No entanto, além dessa acepção, o termo também remete a uma falha no sistema. Talvez seja mais nesse sentido que Bug adquire mais força e vitalidade. Enquanto as sociedades disciplinares, das máquinas energéticas, estavam assujeitadas ao perigo passivo da entropia e ativo da sabotagem - o tamanco emperrando a fábrica, as sociedades de controle, que operam por máquinas de terceira espécie - de informática e computadores, estão sob o perigo passivo da interferência, e, ativo, da pirataria e da introdução de vírus. “Criar foi sempre coisa distinta de comunicar. O importante talvez venha a ser criar vacúolos de não-comunicação, interrupção, para escapar ao controle” (DELEUZE, 1992, pp. 217-223). O que se quer dizer é que há possibilidades de subjetivação a partir desses mecanismos de controle. No caso do filme, o ato extremo da paranóia levando ao auto-extermínio.

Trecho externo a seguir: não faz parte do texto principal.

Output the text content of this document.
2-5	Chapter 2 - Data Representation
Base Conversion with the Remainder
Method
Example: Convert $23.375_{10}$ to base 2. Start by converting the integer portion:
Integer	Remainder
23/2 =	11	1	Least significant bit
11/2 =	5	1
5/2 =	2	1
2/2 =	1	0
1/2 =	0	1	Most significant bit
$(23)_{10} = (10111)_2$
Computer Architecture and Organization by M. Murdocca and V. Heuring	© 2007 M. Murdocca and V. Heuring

Tanto Peter quando Agnes são apresentados a nós como personagem à margem. Por mais que Agnes tenha um emprego a princípio (que sintomaticamente larga), ambos estão (e ficam cada vez mais) mentalmente incapazes de se incluir nos sistemas produtivos contemporâneos. Ela carrega sua depressão, ele sua paranóia contagiante. Quando, perto do final, um policial surge em cena para avisar Agnes que Peter é um sujeito desequilibrado, que precisa de medicação para ficar sob controle, ela escolhe por não acreditar e por eliminar tal intromissão, matando o policial. A paranóia de Peter nos parece mesmo uma espécie de reação aos anos de controle por medicamentos pelo quais passou. Controle interno, dos próprios processos biológicos, para o tornar apto à viver em sociedade. Talvez o que Agnes e Peter escolheram, no final das contas, de forma radical, seja não se submeter a esse controle, ao que custo que seja. A morte no final de alguma forma como possibilidades (obviamente não-vital) de resistência a uma investida do poder sobre si.




BIBLIOGRAFIA

DELEUZE, Gilles. Conversações. Rio de Janeiro: Editora 34, 1992.

FOUCAULT, Michel. Vigiar e Punir. Vozes: Petrópolis, 2004.

HARDT, Michael, NEGRI, Antonio. Império. Rio de Janeiro: Record, 2001.

SIBILIA, Paula. O Homem Pós-Orgânico: Corpo, subjetividade e tecnologia digitais. Rio de Janeiro: Relume-Dumará, 2003.
FILMES

O EXORCISTA. William Friedkin (dir.). Estados Unidos, 1973. 1 filme (122min), son., color, 35mm.Título original: The Exorcist. Legendas em português.

POSSUÍDOS. William Friedkin (dir.). Estados Unidos, 2006. 1 filme (102min), son., color, 35mm. Título original: Bug. Legendas em português.